Publicado por: Jesal · mayo 27th, 2010 Categoría: Sagrado Corazón de Jesús

Tomó entonces los cinco panes y los dos peces y, levantando los ojos al cielo, pronunció sobre ellos la bendición, los partió y los iba dando a los discípulos, para que los fueran sirviendo a la gente. Lucas 9,16.
En este día, toda la Iglesia celebramos la fiesta del Cuerpo y la Sangre de Cristo. Manifestamos nuestra alegría con procesiones, altares, cantos, incienso…, etc. y, sobre todo, con la eucaristía (Acción de Gracias). Estamos contentos y agradecidos, porque contamos con la presencia de Jesús, en los signos del pan y del vino. No sólo celebramos una Presencia, sino cuando hablamos de pan-Cuerpo y vino-Sangre, estamos hablando de Comida. Tomen y coman… Tomen y beban. Jesús es Presencia para ser comida, compartida y celebrada. Comer y Beber significa vivir, tomar fuerzas para el camino.

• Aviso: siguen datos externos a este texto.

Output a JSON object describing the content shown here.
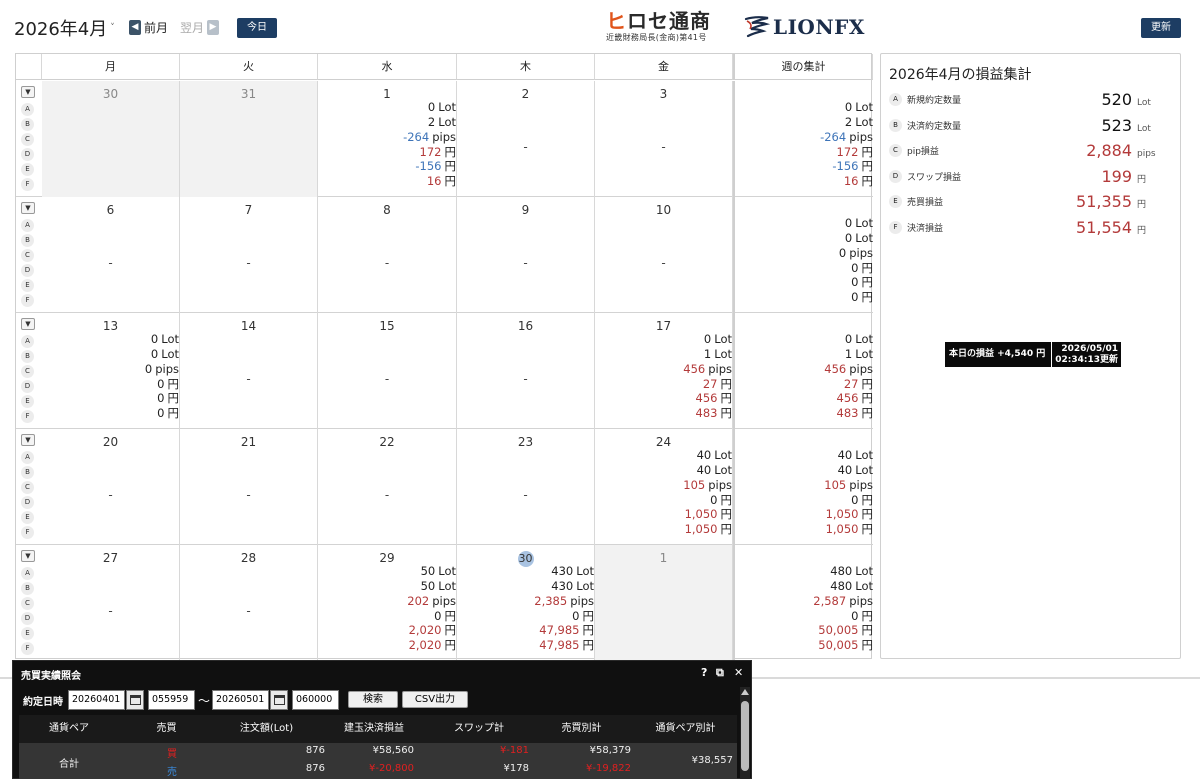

Yo he venido para que tengan vida y la tengan en abundancia. Hoy el Evangelio nos presenta el texto de la multiplicación de los panes: una multitud de seguidores de Jesús tiene hambre… y de la ridícula cantidad de cinco panes y dos peces, Jesús entrega a la gente, a través de los discípulos, el alimento, que comieron hasta saciarse. Celebrar el Corpus significa pensar en el hambre de millones de hermanos. Pensarla, verla, reconocerla con dolor, indignación y compasión. Necesitamos, a partir de nuestros padres (quizás pocos y en cantidades ridículas), pedir a Dios el amor y la justicia, que son capaces de multiplicarlos, de redistribuir riquezas, de construir sociedades nuevas, sin exclusiones, ni hambrientos. También nosotros estamos llamados a ser Pan sabroso, para nuestros hermanos.
Del salmo 109: mi boca se llenará de gracias a Yahvé, en medio de la multitud lo alabaré.